Eva Strittmatter * 8. Februar 1930 Neuruppin; † 3. Januar 2011 Berlin

Konvention

Reproduktion von Leben:

Weihnachten, Ostern, Pfingsten, Neujahr,

auch Geburtstag hat es schon zigmal gegeben.

Und nichts mehr so sehr, so sehr, wie es war.

Alles hat sich in Rituale verwandelt.

Ihre Abläufe sind seit Jahrzehnten bekannt …

Mit Gefühlen wird bei uns sparsam gehandelt.

Und von den Worten werden die kleinen genannt.

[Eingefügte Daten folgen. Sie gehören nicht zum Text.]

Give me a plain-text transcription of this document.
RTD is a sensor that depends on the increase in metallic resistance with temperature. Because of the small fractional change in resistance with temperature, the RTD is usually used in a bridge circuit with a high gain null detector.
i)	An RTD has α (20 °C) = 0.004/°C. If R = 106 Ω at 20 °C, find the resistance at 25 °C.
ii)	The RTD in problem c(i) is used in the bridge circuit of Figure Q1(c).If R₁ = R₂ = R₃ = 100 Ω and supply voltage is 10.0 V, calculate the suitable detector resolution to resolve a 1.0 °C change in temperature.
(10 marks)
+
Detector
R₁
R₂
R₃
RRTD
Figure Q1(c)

Und dennoch droht man herauszufallen

Aus dem Spiel, manches Mal, wie ein Schauspieler,

der seine Rolle vergaß.

Aber gestützt von den anderen allen,

kommt man weiter im Text, nach dem Schrecken

mit Spaß

und einverständigen Augen-Blicken,

und man weiß, auch die Nächsten sehn: Schicht um

Schicht

Von unsren verflochtenen Lebensgeschicken

Formt sich zu Legende, Mär und Gedicht …

Denn schließlich ist es Leben gewesen

Und Liebe, was uns zusammenhielt.

Wer nur geübt ist, Fabeln zu lesen

Und nicht, was drunter im Tieferen spielt,

könnte versucht sein, von uns zu sagen:

Wie konventionell lebten sie dahin

Im Wechsel von Arbeits- und Feiertagen,

ungefährdet von schweifendem Freiheitssinn…

Aber versammelt ums häusliche Feuer

Haben wir Welten und Menschen erfahren.

Und unsere wirklichen Abenteuer

Zählen wir nicht nach den äußeren Jahren.